Colégio do Campo Estrela do Oeste. Foto: Arquivo MST/PR

O Colégio Estadual do Campo Estrela do Oeste, município de Santa Maria do Oeste-PR, realizou uma atividade cativante para todos, incentivando a leitura, interpretação e diálogos. Alguns estudantes, junto a professores, confeccionaram material com frases que cobriram todas as portas do Colégio. No momento dos intervalos, nos períodos da manhã e da tarde, educandos e professores se reuniram para dialogar sobre preconceito, racismo e discriminações que existem e a importância de lutar por respeito, especialmente no momento em que vivemos em nosso país.

Na Escola Itinerante Valmir Motta de Oliveira, localizada em Jacarezinho-PR, as atividades foram diversas: trabalhos de pesquisa de representatividade negra na mídia; debates sobre as religiões de matriz africana e racismo; trabalhos com literatura afro-hispânica; construção de painéis, pinturas, máscaras africanas, brincadeiras e brinquedos e jogos afro, pintura facial, máscaras; estudo étnico do continente africano; construção de mapas étnicos; estudo da culinária afro-brasileiras; e dinâmicas para problematizar a questão de raça/etnia.

Em Rio Bonito do Iguaçu, na Escola Itinerante Herdeiros do Saber II, localizada no acampamento Herdeiros da Terra de 1º de Maio, as atividades foram de leitura e interpretação de texto sobre a história do dia da Consciência Negra e a escravidão no Brasil, produção de cartazes, até a confecção de bonecas Abayomi – que tem origem iorubá, feitas em tecido preto.

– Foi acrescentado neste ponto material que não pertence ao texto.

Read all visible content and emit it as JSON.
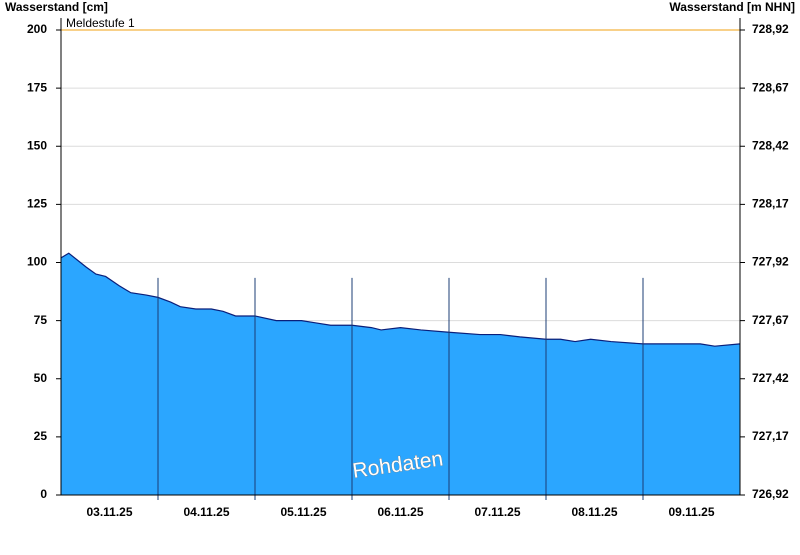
{
  "chart_data": {
    "type": "area",
    "y_label": "Wasserstand [cm]",
    "y2_label": "Wasserstand [m NHN]",
    "watermark": "Rohdaten",
    "thresholds": [
      {
        "label": "Meldestufe 1",
        "value": 200,
        "color": "#f5c060"
      }
    ],
    "xlim": [
      0,
      7
    ],
    "xticks": [
      {
        "value": 0.5,
        "label": "03.11.25"
      },
      {
        "value": 1.5,
        "label": "04.11.25"
      },
      {
        "value": 2.5,
        "label": "05.11.25"
      },
      {
        "value": 3.5,
        "label": "06.11.25"
      },
      {
        "value": 4.5,
        "label": "07.11.25"
      },
      {
        "value": 5.5,
        "label": "08.11.25"
      },
      {
        "value": 6.5,
        "label": "09.11.25"
      }
    ],
    "ylim": [
      0,
      200
    ],
    "yticks": [
      0,
      25,
      50,
      75,
      100,
      125,
      150,
      175,
      200
    ],
    "y2lim": [
      726.92,
      728.92
    ],
    "y2ticks": [
      {
        "value": 726.92,
        "label": "726,92"
      },
      {
        "value": 727.17,
        "label": "727,17"
      },
      {
        "value": 727.42,
        "label": "727,42"
      },
      {
        "value": 727.67,
        "label": "727,67"
      },
      {
        "value": 727.92,
        "label": "727,92"
      },
      {
        "value": 728.17,
        "label": "728,17"
      },
      {
        "value": 728.42,
        "label": "728,42"
      },
      {
        "value": 728.67,
        "label": "728,67"
      },
      {
        "value": 728.92,
        "label": "728,92"
      }
    ],
    "grid": true,
    "series": [
      {
        "color": "#2ba6ff",
        "line_color": "#0a1f7a",
        "x": [
          0,
          0.08,
          0.26,
          0.36,
          0.46,
          0.6,
          0.72,
          0.88,
          1.0,
          1.13,
          1.23,
          1.39,
          1.55,
          1.67,
          1.8,
          2.0,
          2.22,
          2.48,
          2.63,
          2.78,
          3.0,
          3.2,
          3.3,
          3.5,
          3.71,
          4.0,
          4.32,
          4.53,
          4.73,
          5.0,
          5.15,
          5.3,
          5.46,
          5.67,
          6.0,
          6.28,
          6.59,
          6.74,
          7.0
        ],
        "values": [
          102,
          104,
          98,
          95,
          94,
          90,
          87,
          86,
          85,
          83,
          81,
          80,
          80,
          79,
          77,
          77,
          75,
          75,
          74,
          73,
          73,
          72,
          71,
          72,
          71,
          70,
          69,
          69,
          68,
          67,
          67,
          66,
          67,
          66,
          65,
          65,
          65,
          64,
          65
        ]
      }
    ]
  }
}
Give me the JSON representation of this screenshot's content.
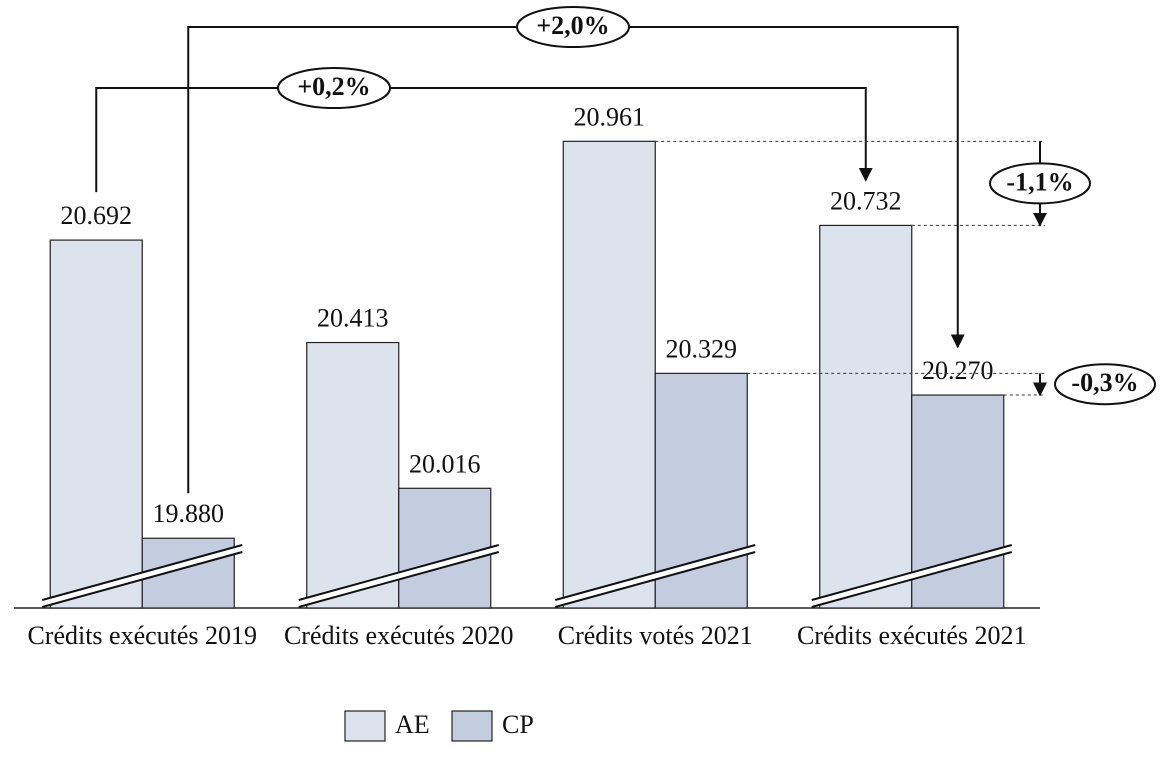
{
  "chart_data": {
    "type": "bar",
    "categories": [
      "Crédits exécutés 2019",
      "Crédits exécutés 2020",
      "Crédits votés 2021",
      "Crédits exécutés 2021"
    ],
    "series": [
      {
        "name": "AE",
        "color": "#dce3ed",
        "values": [
          20692,
          20413,
          20961,
          20732
        ],
        "value_labels": [
          "20.692",
          "20.413",
          "20.961",
          "20.732"
        ]
      },
      {
        "name": "CP",
        "color": "#c3cddf",
        "values": [
          19880,
          20016,
          20329,
          20270
        ],
        "value_labels": [
          "19.880",
          "20.016",
          "20.329",
          "20.270"
        ]
      }
    ],
    "ylim": [
      19690,
      21000
    ],
    "annotations": [
      "+2,0%",
      "+0,2%",
      "-1,1%",
      "-0,3%"
    ]
  }
}
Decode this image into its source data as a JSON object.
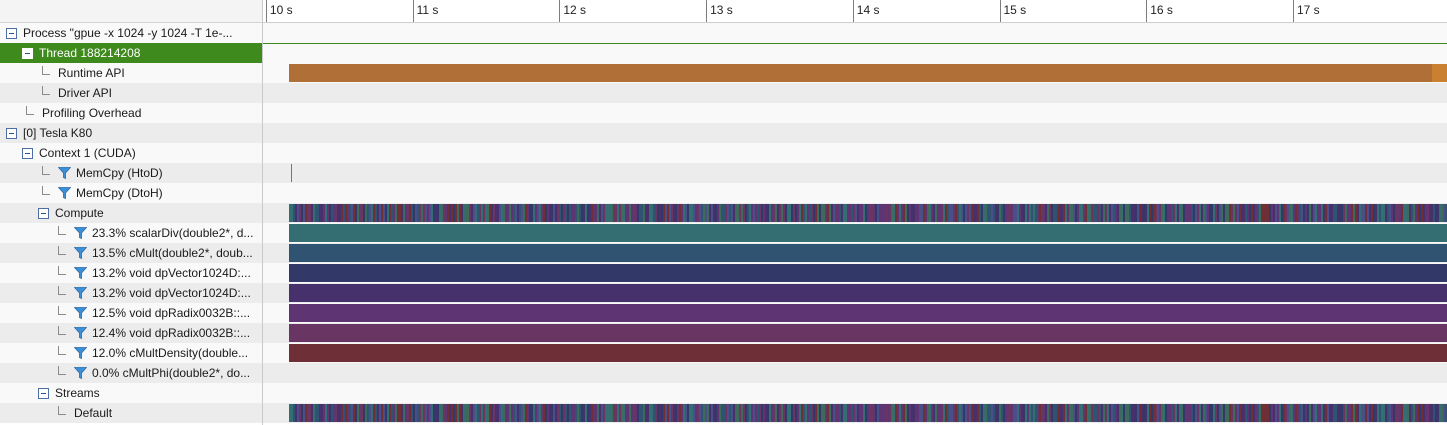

Depois de entender o significado e participarem da produção coletiva das bonecas, cada criança levou uma para casa.

“Esses processos formativos têm contribuído de maneira significativa na vida dos/as sujeitos, nos diferentes espaços. Seja no dia a dia da escola, da casa ou da comunidade. É necessário trabalhar esses temas permanentemente, já que o racismo, o preconceito e a discriminação ainda são recorrentes na sociedade que vivemos”, completa Luciane Olegário da Silva, dirigente do Setor de Educação do MST.